Friday, July 15, 2011

From the Bully Pulpit: Words on Words

Some people say that ugly rumors spread like wildfire. I find the comparison scarily appropriate, yet even more frighteningly incomplete. Just like fire requires heat, fuel, and oxygen, all gossip needs is someone sharing a negative story about someone else and the willingness of an audience to hear, spread, and elaborate upon the story for it to start, spread, and do much damage.
Regarding the story, many people might make excuses, saying it’s not bullying or gossip if the story is true. I don’t buy it for a minute. If the point of telling or retelling a story that embarrasses another is mean-spirited fun, it’s sadistic. And if the point is to harm someone personally or professionally, it’s deliberately malicious. 

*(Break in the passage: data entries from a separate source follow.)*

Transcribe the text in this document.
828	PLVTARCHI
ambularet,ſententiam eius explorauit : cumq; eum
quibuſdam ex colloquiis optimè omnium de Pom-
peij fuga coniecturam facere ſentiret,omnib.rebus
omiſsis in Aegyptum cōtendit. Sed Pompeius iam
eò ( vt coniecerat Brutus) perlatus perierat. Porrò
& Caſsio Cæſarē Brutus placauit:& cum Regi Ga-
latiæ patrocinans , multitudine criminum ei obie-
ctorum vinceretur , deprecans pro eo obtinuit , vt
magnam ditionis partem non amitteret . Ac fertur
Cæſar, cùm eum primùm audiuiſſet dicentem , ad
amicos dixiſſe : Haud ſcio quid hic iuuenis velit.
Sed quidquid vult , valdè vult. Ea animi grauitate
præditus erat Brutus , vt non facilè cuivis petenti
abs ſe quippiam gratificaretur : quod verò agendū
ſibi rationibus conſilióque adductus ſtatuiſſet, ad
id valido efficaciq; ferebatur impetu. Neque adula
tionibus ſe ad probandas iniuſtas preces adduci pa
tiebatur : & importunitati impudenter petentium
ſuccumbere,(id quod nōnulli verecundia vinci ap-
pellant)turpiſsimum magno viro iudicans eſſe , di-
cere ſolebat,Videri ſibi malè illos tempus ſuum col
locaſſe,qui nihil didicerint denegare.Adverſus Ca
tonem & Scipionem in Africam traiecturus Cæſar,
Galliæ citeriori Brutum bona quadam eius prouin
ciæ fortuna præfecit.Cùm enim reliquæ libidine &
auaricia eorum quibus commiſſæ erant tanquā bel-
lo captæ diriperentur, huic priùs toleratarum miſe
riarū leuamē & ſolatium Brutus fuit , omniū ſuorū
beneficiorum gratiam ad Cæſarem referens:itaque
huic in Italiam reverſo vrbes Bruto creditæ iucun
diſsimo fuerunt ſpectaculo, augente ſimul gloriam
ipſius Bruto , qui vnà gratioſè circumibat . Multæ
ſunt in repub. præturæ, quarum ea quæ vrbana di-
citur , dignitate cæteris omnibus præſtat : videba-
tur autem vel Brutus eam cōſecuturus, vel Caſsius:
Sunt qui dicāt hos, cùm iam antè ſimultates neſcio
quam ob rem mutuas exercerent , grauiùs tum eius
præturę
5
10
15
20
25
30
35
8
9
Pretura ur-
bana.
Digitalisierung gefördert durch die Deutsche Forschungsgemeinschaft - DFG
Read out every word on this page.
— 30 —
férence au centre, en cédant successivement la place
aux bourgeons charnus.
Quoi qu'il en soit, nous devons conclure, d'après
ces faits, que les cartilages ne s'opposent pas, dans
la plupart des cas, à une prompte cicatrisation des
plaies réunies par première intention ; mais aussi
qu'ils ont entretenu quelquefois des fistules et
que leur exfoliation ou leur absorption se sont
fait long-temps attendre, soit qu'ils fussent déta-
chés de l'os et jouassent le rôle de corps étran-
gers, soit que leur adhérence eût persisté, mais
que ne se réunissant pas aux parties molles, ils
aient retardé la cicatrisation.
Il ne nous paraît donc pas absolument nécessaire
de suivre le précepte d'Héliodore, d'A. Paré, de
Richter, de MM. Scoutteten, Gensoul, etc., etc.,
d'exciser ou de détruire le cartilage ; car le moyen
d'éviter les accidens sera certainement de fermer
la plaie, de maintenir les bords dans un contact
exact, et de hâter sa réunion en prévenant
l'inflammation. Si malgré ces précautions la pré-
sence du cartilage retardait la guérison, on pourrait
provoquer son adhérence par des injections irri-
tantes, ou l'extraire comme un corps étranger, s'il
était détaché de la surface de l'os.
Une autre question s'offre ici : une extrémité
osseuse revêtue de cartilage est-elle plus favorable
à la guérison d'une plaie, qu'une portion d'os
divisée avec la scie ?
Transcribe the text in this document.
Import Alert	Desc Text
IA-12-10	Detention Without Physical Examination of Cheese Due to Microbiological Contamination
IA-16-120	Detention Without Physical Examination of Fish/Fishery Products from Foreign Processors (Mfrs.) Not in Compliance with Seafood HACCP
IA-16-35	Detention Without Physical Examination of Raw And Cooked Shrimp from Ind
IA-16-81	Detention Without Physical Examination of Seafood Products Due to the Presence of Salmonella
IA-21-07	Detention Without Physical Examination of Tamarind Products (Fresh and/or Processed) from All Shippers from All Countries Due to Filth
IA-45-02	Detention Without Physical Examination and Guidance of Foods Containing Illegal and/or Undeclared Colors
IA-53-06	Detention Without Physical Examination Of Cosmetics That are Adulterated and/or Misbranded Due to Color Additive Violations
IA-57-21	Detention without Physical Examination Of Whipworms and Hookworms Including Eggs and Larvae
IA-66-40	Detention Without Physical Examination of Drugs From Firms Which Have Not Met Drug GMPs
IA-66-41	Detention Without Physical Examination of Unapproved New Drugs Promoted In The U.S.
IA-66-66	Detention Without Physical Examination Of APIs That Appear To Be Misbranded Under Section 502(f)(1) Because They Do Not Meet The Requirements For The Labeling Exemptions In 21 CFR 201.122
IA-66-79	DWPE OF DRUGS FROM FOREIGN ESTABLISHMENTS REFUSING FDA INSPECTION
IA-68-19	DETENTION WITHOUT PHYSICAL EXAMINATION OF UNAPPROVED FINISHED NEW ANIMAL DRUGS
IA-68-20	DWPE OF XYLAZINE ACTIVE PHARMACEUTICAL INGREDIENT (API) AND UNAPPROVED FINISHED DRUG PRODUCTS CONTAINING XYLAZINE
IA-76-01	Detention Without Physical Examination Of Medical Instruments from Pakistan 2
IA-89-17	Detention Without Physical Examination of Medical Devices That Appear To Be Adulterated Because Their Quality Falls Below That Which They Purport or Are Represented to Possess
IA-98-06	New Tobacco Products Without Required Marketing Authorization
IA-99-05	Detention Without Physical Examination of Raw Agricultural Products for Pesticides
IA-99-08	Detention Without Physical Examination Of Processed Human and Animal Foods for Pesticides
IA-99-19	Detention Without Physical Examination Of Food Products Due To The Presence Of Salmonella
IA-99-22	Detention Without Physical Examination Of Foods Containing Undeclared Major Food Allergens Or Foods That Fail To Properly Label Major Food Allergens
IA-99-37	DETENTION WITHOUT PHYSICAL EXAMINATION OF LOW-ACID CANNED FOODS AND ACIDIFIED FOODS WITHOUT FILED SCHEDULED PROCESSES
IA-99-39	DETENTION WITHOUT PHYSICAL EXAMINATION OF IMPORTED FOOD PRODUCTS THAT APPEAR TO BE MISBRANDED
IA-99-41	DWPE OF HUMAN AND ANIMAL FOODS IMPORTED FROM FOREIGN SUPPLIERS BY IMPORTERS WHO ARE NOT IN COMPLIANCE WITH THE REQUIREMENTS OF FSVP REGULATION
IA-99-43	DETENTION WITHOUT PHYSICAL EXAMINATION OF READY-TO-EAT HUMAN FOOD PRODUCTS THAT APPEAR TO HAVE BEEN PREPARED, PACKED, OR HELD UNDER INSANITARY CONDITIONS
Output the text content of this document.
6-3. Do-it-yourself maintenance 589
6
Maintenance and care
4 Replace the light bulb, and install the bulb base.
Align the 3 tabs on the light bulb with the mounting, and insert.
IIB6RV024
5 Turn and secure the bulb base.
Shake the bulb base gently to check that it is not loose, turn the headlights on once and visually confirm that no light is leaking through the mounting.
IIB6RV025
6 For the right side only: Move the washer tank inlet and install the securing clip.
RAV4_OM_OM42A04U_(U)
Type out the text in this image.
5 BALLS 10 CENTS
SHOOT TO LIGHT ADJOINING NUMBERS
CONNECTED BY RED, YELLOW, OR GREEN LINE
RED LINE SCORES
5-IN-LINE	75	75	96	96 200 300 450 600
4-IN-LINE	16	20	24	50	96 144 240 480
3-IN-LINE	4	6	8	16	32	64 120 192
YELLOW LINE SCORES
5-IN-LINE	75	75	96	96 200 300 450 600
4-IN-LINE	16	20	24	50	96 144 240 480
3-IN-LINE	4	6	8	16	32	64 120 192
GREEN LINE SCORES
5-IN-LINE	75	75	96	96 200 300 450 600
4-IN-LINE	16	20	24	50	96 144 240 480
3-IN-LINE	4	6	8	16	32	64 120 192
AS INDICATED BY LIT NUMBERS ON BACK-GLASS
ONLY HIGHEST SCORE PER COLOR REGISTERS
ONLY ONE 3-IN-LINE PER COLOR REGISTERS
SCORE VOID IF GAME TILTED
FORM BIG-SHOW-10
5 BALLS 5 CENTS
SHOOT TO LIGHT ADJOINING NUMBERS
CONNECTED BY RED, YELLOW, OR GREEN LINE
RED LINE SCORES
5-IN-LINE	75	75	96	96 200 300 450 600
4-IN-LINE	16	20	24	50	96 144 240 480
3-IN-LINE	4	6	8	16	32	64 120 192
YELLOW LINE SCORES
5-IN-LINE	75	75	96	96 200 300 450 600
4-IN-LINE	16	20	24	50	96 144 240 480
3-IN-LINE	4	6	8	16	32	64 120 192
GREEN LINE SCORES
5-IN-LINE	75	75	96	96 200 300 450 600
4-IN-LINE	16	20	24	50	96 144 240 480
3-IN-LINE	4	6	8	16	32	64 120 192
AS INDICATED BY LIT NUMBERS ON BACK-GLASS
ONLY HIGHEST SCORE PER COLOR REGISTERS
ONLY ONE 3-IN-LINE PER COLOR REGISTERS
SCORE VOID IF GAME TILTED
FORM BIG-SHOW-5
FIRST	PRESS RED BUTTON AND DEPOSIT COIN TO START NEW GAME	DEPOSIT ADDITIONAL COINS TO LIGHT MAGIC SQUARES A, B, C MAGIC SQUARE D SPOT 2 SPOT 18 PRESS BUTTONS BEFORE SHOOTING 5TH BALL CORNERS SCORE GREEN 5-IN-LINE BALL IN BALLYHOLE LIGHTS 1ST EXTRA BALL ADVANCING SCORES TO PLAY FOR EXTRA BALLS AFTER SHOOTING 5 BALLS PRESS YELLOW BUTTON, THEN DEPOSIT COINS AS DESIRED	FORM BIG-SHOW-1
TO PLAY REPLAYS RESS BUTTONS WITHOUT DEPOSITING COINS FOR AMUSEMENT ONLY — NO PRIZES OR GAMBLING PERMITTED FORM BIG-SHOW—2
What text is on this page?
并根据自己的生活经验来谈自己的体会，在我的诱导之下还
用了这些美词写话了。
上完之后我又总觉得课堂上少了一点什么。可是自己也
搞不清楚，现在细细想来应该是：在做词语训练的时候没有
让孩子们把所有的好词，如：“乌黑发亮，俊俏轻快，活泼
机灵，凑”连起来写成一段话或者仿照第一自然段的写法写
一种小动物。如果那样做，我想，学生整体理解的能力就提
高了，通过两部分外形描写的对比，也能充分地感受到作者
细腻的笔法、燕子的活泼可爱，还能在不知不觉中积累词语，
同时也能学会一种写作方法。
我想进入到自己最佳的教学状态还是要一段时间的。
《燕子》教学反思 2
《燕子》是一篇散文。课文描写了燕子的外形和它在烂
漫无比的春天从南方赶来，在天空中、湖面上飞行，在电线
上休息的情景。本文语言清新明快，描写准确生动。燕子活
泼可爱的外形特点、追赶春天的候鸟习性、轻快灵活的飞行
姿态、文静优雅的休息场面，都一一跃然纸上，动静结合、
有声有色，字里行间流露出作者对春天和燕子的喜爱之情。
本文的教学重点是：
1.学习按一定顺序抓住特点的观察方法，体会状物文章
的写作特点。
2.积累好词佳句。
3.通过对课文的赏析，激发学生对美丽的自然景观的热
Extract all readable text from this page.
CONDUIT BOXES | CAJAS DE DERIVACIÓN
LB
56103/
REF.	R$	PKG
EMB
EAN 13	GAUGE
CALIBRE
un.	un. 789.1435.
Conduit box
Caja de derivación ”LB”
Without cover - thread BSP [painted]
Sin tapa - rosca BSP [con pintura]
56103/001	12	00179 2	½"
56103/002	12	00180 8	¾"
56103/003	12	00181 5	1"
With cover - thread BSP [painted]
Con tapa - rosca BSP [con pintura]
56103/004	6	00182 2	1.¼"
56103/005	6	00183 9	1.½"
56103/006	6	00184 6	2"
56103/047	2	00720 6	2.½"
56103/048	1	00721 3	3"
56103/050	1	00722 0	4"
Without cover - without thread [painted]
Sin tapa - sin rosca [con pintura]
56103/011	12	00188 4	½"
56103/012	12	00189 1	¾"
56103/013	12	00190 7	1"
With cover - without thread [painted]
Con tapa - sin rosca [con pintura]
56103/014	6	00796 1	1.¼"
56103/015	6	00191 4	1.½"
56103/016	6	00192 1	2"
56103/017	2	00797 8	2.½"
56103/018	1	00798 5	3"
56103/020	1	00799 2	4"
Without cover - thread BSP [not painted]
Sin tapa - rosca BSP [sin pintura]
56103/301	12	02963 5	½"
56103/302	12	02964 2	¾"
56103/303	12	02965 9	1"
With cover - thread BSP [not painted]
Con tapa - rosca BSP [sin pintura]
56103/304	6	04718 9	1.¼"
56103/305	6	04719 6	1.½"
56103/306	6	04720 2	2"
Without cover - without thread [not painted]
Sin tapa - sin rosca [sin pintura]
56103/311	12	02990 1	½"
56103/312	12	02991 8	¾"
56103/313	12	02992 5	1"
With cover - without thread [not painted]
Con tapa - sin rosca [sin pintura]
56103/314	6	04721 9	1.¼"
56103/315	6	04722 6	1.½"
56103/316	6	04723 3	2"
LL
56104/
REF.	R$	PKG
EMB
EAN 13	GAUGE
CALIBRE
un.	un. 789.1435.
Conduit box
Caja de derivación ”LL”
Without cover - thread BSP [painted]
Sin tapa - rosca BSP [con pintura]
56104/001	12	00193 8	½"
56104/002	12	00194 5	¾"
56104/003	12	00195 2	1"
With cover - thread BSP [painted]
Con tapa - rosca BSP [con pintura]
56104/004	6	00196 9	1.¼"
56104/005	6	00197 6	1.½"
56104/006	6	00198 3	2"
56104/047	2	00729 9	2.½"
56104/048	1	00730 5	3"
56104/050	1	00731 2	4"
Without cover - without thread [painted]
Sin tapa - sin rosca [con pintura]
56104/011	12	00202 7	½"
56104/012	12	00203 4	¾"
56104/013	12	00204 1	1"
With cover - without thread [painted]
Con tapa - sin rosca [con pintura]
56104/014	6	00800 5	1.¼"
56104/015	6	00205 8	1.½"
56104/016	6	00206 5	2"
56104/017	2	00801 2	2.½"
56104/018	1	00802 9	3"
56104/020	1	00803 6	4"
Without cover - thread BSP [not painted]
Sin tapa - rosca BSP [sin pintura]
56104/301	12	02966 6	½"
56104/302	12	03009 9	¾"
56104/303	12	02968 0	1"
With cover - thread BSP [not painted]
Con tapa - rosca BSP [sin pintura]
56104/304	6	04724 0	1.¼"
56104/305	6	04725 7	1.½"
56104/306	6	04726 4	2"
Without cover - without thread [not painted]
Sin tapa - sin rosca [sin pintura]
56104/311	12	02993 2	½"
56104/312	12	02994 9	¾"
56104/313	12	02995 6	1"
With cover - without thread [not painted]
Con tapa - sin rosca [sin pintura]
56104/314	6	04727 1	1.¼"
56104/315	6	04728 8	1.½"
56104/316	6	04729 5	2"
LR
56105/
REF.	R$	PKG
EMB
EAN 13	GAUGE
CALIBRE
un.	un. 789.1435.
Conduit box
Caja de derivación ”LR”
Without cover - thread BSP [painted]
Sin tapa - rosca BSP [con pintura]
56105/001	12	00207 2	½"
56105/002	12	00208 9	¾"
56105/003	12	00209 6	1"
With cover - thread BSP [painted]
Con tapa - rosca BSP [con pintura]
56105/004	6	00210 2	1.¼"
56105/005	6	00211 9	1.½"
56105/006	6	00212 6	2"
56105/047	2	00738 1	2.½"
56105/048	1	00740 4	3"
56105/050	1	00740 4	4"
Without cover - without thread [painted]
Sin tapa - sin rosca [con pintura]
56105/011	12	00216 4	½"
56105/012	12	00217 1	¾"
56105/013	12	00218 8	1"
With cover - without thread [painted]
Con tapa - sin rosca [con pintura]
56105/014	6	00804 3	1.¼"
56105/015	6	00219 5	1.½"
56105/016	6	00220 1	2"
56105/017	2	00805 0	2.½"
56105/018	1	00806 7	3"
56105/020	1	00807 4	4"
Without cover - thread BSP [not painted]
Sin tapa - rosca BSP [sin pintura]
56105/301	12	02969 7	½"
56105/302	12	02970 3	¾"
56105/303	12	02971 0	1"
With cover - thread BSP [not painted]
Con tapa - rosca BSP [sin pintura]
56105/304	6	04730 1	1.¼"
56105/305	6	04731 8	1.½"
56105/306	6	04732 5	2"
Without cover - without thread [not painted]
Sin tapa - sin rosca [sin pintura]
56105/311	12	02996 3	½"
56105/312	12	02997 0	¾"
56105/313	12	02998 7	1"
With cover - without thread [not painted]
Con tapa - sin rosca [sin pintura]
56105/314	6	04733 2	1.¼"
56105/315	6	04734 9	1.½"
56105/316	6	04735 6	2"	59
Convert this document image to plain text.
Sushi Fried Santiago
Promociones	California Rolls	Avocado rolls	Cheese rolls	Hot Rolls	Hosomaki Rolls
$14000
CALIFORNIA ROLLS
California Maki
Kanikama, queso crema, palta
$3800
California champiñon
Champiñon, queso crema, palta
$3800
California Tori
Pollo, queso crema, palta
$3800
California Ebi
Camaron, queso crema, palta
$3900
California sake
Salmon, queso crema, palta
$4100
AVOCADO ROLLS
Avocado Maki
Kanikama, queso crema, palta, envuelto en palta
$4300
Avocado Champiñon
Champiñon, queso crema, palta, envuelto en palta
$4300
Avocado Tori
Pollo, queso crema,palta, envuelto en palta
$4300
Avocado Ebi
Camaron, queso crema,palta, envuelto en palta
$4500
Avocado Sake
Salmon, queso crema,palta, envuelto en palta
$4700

Regarding the willingness of the audience to hear and spread rumors, very few people are the worst of the worst, willing and deliberate accomplices in personal or professional destruction. Some may have no part in instigating a rumor, but may take delight in being some bearer of late-breaking gossip, no matter what or about whom it actually is. “You’ll never guess what I heard!” Or they feel in some twisted way honored that someone from high up in the social hierarchy imparted this story to them, with or without the added responsibility to pass it on, as if that gives them some greater prestige. “Whozits told me that we all should stay away from Whatshisface because he did such-and-such.” Others, though, are quite simply innocent dupes who believe a rumor and/or that they’re doing people good by passing on “warnings” about the rumor’s subject. They may be genuinely well-meaning people who simply trust the source too much. “Based on what’s being said about this person, it might be in your best interest to keep your distance.”
And here’s where the wildfire analogy breaks down.  Wildfires are dangerous and difficult to contain and suppress. But no fire lines, back burns, or flame retardant can contain an ugly rumor once it’s sparked. No turnouts and emergency shelters can protect someone overrun by gossip. Wildfires even when left alone tend to burn out. Gossip continues when ignored, can dog a person for years, and there are no safe zones. And dealing with gossip can be infinitely more complicated.  While wildfires can be caused by human carelessness, gossip is, contrary to popular misconception, always deliberate.
Asking someone to stop spreading rumors, slander, or libel may sound simple enough, but simple doesn’t always mean easy. Some bullies may hide behind a pretext of good intentions, and a great many bullies of the gossip variety also have popularity and the appearance of a sterling reputation behind which they also hide. But behind the fa├žade of trustworthiness and good intentions often lurk evil things from vendettas and rivalries to a simple but no less destructive desire to maintain social status.  
Some may put up a big show of being offended, no matter how polite and diplomatic you may be in addressing the matter.  If there is a vendetta or rivalry at work, they may employ “if you’re not with me, you’re against me. (And if you’re against me, you’re against all the people who matter.)” This can galvanize their sycophants and make a target out of you if you aren’t the target already.
But the old advice to ignore it also doesn’t work, because silence means the gossip goes unquestioned, and unlike wildfires, it can continue for years without burning out.
What’s a kid to do? Heck, what’s an adult to do, particularly when the gossip gets bad enough to threaten not just reputations and friendships, but careers, marriages, what have you? Are there any good solutions that don’t require an attorney?
Yes, there are, but because there's no one-size-fits-all solution and some sites post conflicting advice, I will post in greater detail later about bullying and the different problems victims may encounter along the way. As for gossip, some good general suggestions include the following:
1. Keep the moral high ground and try to keep cool. While some people don't want to be bothered with the facts, reasonable people will see by your actions that the rumors aren't true.
2. Find the source of the rumor and inquire. Sometimes a rumor is triggered by an honest misunderstanding, not that it excuses spreading around the resulting misconceptions. Still, you don't want to proceed to option three with someone who did not start the rumor or insult you deliberately or with malice. You may want to deal with this and option three if it comes to it in private, but if you have any reason to fear for your safety, you may want a witness or two along.
3. If you've found a real, unapologetic rumor-monger, don't just tell them to stop. Tell them specifically what to stop. Document what's said. If the gossip is taking place on line, save the offending posts or messages to...
4. Take the matter to an authority figure. This may be different from one case to another: a teacher, a supervisor, law enforecment if there are anti-bullying laws on the books, or a lawyer.
If you are the recipient of malicious gossip, don't believe it, don't pass it on, and refuse to be roped into it. And if there is any truth to the rumor (because a rumor doesn't have to be false for it to be malicious gossip), that still does not excuse spreading gossip. You may point that out if need be, but be careful. Bullies will go after anyone they consider a threat, after all.